Fig 1. High-Level Architecture of Auto Question Generation

The Automatic Question Generation as a pipeline includes many components like text processing, feature extraction and engineering, model building and training, model evaluation, annotation, and some standard ML techniques.

We have used 20+ different open-source datasets like ARC, DROP, QASC, SciQ, SciTail, SQuAD, Google NQ, and Embibe-owned datasets to train our QA model. We have also used different types of questions like boolean, span-based, fill-in-the-blanks, multiple choice questions etc. Question difficulty is derived based on the syntactic formation of a question; multi-hop reasoning is needed to derive the answer and complexity of the underlying concept. We also use knowledge graphs to infuse relevant knowledge into QG models inspired by KI-BERT[1]. We leverage natively built Natural Language Understanding techniques to improve the performance of question generation.

To generate text, we can use generative models like T5[2], which can generate the question from a given context and answer. We use the T5 model to generate subjective questions from a given text input (Doc2Query in search). Doc2query model does not need an answer as input. It only needs text, and it will generate all possible queries. Our model not only generates queries for a text but can also generate a title for the text paragraph. Also, it can generate paraphrases for a given query. Here’s what the flow would look like.

Fig 2. QG model workflow

Outcome

Embibe AI platform leverages this work to generate as many questions as possible for students from textbooks. Considering all the grades, goals, exams, and state boards, till now, we have generated ~125k questions from NCERT books of grades 6 to 12. We have the capability to natural language generation for questions from any free-form learning text.

This system can be leveraged to any domain and target to achieve life and learning outcomes in real-world scenarios. We are on a path to make the model and system more cutting-edge in the area of advanced NLP and make it domain specific.

Here, we have provided some examples of the domain-specific input given and set of generated questions.

Academic Text

Fig 3. Selected paragraph and highlighted ADPE, i.e., academically relevant words.

Generated Questions

Fig 4. Questions generated by the QG model from the selected paragraph.

References

[1] Faldu, Keyur, Amit Sheth, Prashant Kikani, and Hemang Akabari. “KI-BERT: Infusing Knowledge Context for Better Language and Domain Understanding.” arXiv preprint arXiv:2104.08145 (2021).

[2] Colin Raffel, Noam Shazeer, Adam Roberts, Katherine Lee, Sharan Narang, Michael Matena, Yanqi Zhou, Wei Li, Peter J. Liu. “Exploring the Limits of Transfer Learning with a Unified Text-to-Text Transformer”

[3] Desai, Nishit, Keyur Faldu, Achint Thomas, and Aditi Avasthi. “System and method for generating an assessment paper and measuring the quality thereof.” U.S. Patent Application 16/684,434, filed October 1, 2020.

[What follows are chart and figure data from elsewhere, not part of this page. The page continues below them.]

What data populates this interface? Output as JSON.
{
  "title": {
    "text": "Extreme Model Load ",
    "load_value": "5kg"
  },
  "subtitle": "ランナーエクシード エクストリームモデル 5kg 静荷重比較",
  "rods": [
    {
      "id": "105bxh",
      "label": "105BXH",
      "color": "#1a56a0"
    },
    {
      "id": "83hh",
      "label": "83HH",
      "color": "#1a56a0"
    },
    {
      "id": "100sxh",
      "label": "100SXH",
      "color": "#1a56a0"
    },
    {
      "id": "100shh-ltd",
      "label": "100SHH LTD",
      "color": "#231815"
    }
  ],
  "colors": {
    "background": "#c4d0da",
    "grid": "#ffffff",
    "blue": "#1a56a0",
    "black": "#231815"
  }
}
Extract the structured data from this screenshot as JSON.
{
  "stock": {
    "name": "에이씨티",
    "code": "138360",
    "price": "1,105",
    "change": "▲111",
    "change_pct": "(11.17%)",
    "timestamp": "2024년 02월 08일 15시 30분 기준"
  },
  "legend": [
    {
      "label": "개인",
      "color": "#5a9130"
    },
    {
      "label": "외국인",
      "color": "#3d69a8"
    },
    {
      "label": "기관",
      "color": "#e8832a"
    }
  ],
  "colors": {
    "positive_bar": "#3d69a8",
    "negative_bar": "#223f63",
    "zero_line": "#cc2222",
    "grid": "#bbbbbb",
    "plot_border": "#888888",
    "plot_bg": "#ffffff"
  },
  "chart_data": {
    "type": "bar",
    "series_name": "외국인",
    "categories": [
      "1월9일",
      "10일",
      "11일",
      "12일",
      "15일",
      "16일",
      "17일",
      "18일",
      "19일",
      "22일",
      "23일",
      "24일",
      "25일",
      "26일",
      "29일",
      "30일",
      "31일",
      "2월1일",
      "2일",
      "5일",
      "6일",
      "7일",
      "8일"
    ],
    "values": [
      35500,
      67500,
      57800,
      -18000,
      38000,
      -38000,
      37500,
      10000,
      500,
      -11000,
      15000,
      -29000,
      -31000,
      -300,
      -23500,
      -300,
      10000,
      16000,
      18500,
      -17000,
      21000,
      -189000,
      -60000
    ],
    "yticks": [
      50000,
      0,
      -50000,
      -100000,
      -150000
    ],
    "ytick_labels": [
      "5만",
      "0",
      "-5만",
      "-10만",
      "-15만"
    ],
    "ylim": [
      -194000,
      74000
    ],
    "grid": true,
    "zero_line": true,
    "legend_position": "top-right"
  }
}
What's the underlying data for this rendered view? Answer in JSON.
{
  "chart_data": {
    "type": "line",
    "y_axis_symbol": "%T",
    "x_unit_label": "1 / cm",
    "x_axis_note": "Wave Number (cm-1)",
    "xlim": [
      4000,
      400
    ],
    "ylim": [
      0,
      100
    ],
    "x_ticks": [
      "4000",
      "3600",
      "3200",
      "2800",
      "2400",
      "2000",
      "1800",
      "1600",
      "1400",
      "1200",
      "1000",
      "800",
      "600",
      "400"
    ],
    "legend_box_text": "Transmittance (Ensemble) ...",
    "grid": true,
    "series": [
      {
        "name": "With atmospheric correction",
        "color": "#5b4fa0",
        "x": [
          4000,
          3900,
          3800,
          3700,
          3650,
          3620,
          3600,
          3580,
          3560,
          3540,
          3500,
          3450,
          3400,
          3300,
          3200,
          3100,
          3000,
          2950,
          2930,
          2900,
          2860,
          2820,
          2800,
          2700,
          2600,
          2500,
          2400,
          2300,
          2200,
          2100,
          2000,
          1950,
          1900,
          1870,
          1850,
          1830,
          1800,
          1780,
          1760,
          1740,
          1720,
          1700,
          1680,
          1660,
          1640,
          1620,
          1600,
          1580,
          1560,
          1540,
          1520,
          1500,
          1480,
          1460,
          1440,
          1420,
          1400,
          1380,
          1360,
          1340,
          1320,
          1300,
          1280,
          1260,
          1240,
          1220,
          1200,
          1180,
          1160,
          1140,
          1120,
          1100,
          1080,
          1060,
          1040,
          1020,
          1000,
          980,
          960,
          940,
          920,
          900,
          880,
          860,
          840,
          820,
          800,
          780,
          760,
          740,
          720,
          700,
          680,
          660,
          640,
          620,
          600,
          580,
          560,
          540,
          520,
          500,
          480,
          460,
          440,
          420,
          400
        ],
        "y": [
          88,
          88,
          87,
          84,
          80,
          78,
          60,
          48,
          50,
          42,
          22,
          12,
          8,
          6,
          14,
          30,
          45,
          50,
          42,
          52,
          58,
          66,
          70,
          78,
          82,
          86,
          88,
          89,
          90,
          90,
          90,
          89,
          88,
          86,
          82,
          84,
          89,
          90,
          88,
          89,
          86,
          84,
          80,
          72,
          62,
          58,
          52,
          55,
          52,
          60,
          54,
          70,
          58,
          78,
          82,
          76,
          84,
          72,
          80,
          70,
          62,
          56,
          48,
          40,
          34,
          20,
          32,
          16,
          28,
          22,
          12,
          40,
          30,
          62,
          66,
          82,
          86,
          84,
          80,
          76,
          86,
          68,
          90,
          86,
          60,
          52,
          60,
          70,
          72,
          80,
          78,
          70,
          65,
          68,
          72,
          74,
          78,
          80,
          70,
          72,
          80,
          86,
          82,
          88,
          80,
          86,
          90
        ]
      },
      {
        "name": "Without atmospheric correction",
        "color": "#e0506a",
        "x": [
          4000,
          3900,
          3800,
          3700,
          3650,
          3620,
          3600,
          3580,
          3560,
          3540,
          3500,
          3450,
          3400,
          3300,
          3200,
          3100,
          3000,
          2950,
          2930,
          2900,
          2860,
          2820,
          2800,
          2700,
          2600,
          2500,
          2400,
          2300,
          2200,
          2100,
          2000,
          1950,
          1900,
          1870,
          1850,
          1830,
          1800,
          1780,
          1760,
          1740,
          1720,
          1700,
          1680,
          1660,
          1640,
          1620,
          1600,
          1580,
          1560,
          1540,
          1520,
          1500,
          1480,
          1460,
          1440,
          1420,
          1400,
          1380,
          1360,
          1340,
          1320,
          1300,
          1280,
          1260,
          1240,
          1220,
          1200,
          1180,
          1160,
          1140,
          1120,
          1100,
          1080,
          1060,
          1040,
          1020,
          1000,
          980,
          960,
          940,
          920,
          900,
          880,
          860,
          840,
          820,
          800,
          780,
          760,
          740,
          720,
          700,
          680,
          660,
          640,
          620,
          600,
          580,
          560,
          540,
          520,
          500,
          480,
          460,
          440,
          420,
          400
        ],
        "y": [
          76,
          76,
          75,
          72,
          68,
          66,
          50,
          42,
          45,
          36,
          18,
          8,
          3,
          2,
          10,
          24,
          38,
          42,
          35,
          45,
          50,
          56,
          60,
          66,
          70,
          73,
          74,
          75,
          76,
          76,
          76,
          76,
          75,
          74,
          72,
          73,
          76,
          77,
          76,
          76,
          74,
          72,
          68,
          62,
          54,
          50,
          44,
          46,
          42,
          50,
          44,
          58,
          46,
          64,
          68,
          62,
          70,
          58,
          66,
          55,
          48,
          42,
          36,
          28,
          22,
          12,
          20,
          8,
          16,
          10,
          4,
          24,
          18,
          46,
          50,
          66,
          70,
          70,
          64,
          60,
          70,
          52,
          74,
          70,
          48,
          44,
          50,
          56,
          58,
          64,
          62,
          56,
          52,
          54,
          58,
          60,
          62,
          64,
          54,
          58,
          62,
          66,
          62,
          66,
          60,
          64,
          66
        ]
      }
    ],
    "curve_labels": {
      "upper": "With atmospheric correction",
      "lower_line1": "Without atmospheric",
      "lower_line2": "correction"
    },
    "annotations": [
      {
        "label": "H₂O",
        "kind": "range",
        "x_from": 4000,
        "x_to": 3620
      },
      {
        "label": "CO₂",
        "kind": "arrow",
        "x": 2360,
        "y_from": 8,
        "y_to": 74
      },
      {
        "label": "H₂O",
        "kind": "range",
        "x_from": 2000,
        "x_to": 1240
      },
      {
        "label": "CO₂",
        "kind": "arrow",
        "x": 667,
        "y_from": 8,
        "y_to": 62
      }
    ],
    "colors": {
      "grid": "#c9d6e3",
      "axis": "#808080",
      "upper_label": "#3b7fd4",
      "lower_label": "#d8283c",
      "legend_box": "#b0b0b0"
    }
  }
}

[4] “Autogeneration of Diagnostic Test and Their Quality Evaluation – EDM:2020”, EDM 2020 presentation, Jul 2020, https://www.youtube.com/watch?v=7wZz0ckqWFs

[5] Thomas, Achint, Keyur Faldu, and Aditi Avasthi. “System and method for personalized retrieval of academic content in a hierarchical manner.” U.S. Patent Application 16/740,223, filed October 1, 2020.

[6] Faldu, Keyur, Achint Thomas, and Aditi Avasthi. “System and method for recommending personalized content using contextualized knowledge base.” U.S. Patent Application 16/586,512, filed October 1, 2020.